Isabella "Bella" Douglas POV:
I woke in the sterile white of a clinic room, my hand bandaged and throbbing, my body wracked with a fever from the venom.
Maria, the Douglas family housekeeper, was sitting by my bed, her face a mask of worry, her eyes red from weeping.
"I called the family doctor," she whispered, dabbing my forehead with a cool cloth. "They left you on the floor, child. They just left you."
She told me how Jameson and my brothers had rushed to Haleigh's side, ignoring my convulsing body on the marble floor.
They had cursed Maria for fussing over what they called "a little spider bite."
Maria listed my years of silent sacrifice-the money I'd quietly funneled into their failing family enterprise, the care I gave them when they were sick, the unwavering loyalty I offered without question.
"They never saw you, child," she said, her voice thick with sorrow. "They only ever saw her."
Her words, meant to comfort, instead struck a deeper chord. The pain didn't shatter me. It forged me. What had been cracked and broken inside hardened into something new, something unbreakable.
Freedom was two days away.
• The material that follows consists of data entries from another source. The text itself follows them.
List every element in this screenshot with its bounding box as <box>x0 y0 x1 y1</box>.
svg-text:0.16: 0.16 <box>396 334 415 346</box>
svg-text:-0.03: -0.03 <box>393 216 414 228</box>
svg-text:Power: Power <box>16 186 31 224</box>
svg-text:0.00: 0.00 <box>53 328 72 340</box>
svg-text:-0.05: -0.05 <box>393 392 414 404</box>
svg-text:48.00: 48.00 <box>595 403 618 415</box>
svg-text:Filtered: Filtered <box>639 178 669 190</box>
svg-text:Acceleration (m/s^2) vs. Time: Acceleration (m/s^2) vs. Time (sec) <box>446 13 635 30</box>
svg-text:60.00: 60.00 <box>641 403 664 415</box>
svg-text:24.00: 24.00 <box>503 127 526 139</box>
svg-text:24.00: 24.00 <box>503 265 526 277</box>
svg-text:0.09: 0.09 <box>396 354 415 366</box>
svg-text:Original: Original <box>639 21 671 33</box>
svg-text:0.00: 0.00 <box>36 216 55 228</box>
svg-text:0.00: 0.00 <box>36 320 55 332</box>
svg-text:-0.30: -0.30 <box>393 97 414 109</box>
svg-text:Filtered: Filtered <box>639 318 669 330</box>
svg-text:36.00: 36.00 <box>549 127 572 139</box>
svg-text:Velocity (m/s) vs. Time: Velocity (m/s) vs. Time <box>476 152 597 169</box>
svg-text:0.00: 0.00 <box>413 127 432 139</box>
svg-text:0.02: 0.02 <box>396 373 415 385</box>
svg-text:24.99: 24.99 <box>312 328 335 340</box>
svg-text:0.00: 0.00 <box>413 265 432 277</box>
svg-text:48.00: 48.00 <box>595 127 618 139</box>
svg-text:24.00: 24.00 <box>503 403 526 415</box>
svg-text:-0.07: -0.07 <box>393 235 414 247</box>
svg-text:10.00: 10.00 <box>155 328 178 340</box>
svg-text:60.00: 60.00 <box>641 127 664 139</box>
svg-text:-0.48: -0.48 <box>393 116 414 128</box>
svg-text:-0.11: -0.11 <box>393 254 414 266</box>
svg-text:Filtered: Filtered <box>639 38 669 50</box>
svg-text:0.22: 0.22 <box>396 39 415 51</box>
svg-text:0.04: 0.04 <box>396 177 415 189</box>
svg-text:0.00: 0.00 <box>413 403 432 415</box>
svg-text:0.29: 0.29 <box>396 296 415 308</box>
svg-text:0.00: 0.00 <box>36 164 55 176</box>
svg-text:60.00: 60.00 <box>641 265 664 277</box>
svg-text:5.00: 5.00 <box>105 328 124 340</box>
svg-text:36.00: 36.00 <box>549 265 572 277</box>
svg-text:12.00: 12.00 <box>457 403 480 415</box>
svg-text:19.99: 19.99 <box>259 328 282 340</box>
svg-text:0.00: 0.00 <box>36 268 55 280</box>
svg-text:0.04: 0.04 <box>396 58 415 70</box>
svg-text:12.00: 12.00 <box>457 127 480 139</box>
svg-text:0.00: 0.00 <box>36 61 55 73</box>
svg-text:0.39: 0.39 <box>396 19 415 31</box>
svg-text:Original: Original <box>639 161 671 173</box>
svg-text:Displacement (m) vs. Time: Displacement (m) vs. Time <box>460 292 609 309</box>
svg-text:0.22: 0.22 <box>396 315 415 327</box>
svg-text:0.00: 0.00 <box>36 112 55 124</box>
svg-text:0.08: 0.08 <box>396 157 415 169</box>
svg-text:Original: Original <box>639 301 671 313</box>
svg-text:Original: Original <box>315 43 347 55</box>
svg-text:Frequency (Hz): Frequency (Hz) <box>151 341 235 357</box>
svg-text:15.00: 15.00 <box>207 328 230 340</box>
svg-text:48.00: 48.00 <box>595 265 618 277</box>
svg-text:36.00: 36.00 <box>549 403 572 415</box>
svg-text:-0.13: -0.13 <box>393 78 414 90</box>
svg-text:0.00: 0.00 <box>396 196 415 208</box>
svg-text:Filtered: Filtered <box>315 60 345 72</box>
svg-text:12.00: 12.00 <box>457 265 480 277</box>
That was now more than a comfort; it was a promise.
I returned to the penthouse with a cold sense of purpose, only to find a lavish birthday party in full swing. For Haleigh.
It was my birthday, too. No one had remembered.
I watched from the doorway as Jameson and my brothers presented Haleigh with her gifts: a diamond necklace that glittered like ice, the keys to a vintage sports car, the deed to a vineyard in Napa.
My brothers sneered when they saw me.
"Enjoy your little vacation?" Blake asked. "A spider bite isn't an excuse to disappear when your sister needs you."
Jameson approached, his voice a mockery of concern. "Haleigh is fragile. She's my wife now. You need to accept that."
Instead of the usual rage, a chilling calm settled over me.
"You're right," I said, my smile unsettling him. "She is."
Haleigh announced it was time for a birthday slideshow.
But instead of sweet childhood photos, the screen flashed with images of Haleigh from her five years away-drunken nights in cheap motels, strange men with their hands all over her.
The words "Happy Birthday to New York's Favorite Whore" burned across the final image.
The music died. The laughter choked. The room froze.
My brothers scrambled to kill the feed, their faces murderous.
Haleigh, ever the actress, pointed a trembling finger at me and collapsed into Jameson's arms.
"She did this!" she wailed, her sobs echoing in the stunned silence.
Jameson cradled her, his eyes locking on mine. They were cold, hard chips of ice that promised retribution.
"You will pay for this," he snarled.